Dans un ouvrage paru en 2013, Yvette Francoli tentait de démontrer que le véritable auteur des poèmes du jeune prodige était en fait un religieux : Eugène Seers alias Louis Dantin (son pseudonyme).
Cette thèse étonnante est brillamment réfutée par Pierre Hébert dans un ouvrage aussi savant que passionnant sur le vie et l’œuvre de notre premier grand critique littéraire.
Pendant les années de leurs fréquentations (1896-1899), Dantin et Nelligan partagent leur passion pour la poésie. Le jeune Émile allait souvent présenter ses premiers textes au père de la congrégation du Saint-Sacrement.
«L’art pour l’art»
Après l’internement de Nelligan dans un asile psychiatrique, le 9 août 1899, c’est Dantin qui va travailler à l’édition du recueil de poèmes, lequel paraît en février 1904 sous le titre Émile Nelligan et son Œuvre. L’ouvrage est précédé d’une brillante préface de Dantin qui contribuera à la renommée du critique et au mythe Nelligan du poète maudit, mal vu des bien pensants.
Docteur en théologie formé à Rome, Louis Dantin a beaucoup de mal à concilier les exigences austères de la vie religieuse et celles d’une vie d’artiste. Sans parler de sa fascination bien humaine pour les femmes.
Dantin était un adepte de «l’art pour l’art» alors que l’Église de son époque s’attendait à ce que les artistes se soumettent à ses codes moraux.
«Quand il s’agit de définir et de délimiter le beau, que les moralistes nous laissent tranquilles», écrivait-il à un correspondant. Voilà qui est d’actualité!
Une vie d’exil
Quelques mois avant la publication du recueil de Nelligan, Dantin quitte la vie religieuse et s’exile aux États-Unis.

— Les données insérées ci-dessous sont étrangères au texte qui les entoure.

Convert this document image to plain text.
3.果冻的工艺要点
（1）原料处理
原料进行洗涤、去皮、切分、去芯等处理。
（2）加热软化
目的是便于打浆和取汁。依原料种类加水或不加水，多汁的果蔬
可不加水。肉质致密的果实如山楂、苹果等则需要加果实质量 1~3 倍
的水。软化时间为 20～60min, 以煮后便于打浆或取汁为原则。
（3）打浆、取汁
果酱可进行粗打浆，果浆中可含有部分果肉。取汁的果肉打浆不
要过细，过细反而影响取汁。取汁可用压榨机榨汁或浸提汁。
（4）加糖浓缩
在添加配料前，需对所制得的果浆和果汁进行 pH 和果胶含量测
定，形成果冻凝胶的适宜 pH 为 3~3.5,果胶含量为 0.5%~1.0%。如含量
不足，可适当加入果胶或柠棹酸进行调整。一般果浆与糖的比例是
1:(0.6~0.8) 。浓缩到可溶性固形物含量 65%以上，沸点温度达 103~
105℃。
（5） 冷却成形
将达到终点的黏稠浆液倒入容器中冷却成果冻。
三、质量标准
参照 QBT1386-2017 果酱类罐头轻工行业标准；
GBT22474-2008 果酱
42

De 1903 jusqu’à sa mort, en 1945, il vit à Boston et gagne sa vie comme typographe. Cet exil tient à une rupture douloureuse avec son père et à l’autorité cléricale qui prévaut à l’époque.
Malgré cet exil prolongé, Pierre Hébert montre que Louis Dantin est devenu un important critique littéraire, jugeant toujours les œuvres selon des critères esthétiques. Ce qui ne l’a pas empêché, à l’occasion, de prendre position en faveur de la cause des Afro-Américains ou des pauvres durant la crise des années 1930.

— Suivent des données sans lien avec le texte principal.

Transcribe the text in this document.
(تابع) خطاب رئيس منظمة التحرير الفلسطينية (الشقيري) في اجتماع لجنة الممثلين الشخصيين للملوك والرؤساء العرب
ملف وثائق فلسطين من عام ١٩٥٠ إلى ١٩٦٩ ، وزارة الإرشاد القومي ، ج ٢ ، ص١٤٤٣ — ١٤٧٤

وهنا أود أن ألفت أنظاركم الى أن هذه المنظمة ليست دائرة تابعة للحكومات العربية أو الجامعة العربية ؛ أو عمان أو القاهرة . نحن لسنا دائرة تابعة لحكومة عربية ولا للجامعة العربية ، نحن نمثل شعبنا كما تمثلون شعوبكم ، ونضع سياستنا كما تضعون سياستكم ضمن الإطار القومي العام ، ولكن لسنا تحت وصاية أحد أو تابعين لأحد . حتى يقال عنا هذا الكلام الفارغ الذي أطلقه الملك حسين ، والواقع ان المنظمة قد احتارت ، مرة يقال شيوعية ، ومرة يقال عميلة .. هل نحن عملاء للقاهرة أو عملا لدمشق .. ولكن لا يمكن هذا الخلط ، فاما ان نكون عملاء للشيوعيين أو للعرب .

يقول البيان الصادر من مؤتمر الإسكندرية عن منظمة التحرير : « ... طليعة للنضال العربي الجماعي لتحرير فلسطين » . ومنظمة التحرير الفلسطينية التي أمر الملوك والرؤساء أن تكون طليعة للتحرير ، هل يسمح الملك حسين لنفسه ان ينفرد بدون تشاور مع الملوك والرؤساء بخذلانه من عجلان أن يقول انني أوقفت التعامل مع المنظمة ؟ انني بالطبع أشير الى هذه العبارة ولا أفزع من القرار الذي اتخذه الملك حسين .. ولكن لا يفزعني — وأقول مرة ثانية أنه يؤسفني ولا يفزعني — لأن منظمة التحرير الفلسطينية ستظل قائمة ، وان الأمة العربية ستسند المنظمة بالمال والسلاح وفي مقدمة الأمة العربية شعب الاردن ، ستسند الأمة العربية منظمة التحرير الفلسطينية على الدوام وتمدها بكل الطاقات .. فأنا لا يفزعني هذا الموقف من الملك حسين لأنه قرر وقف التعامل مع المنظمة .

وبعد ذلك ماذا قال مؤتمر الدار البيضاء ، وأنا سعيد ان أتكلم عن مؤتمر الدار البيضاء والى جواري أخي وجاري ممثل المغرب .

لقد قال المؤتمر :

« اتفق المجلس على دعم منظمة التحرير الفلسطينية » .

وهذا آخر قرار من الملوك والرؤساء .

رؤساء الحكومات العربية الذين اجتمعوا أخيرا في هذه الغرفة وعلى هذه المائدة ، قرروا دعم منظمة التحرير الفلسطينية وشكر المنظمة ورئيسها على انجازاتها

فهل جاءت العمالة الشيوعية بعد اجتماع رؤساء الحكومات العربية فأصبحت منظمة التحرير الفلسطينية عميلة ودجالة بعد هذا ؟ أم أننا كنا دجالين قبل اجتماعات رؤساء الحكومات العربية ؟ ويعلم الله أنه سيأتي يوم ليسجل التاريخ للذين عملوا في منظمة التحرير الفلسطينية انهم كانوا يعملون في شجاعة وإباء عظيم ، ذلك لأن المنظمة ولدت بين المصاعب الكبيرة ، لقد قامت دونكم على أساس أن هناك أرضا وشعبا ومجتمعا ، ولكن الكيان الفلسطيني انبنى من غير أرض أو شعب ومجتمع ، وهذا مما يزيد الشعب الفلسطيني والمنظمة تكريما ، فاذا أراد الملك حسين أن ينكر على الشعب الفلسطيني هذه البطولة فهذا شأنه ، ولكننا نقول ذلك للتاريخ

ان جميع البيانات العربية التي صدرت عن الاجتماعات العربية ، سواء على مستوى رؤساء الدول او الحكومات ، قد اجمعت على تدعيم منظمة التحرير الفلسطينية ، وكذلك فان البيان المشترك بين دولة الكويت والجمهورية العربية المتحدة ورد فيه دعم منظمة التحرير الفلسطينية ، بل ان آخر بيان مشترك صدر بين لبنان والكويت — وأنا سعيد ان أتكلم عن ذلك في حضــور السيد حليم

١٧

En 1938, Claude-Henri Grignon, l’auteur d’Un homme et son péché et redoutable polémiste, est le premier à lancer la rumeur malveillante sur les poèmes de Nelligan.
«Il paraît que ses plus beaux vers ne sont pas de lui mais d’un certain typographe, bohème, ivrogne à ses heures, poète aux heures des autres».
Tous reconnaissent Dantin... même s’il n’a jamais eu de problème d’alcool.
Or Hébert montre, après une étude fouillée de sa correspondance personnelle, qu’un tel soupçon était sans fondement.
Les amoureux de poésie peuvent dormir en paix. Émile Nelligan avait du génie!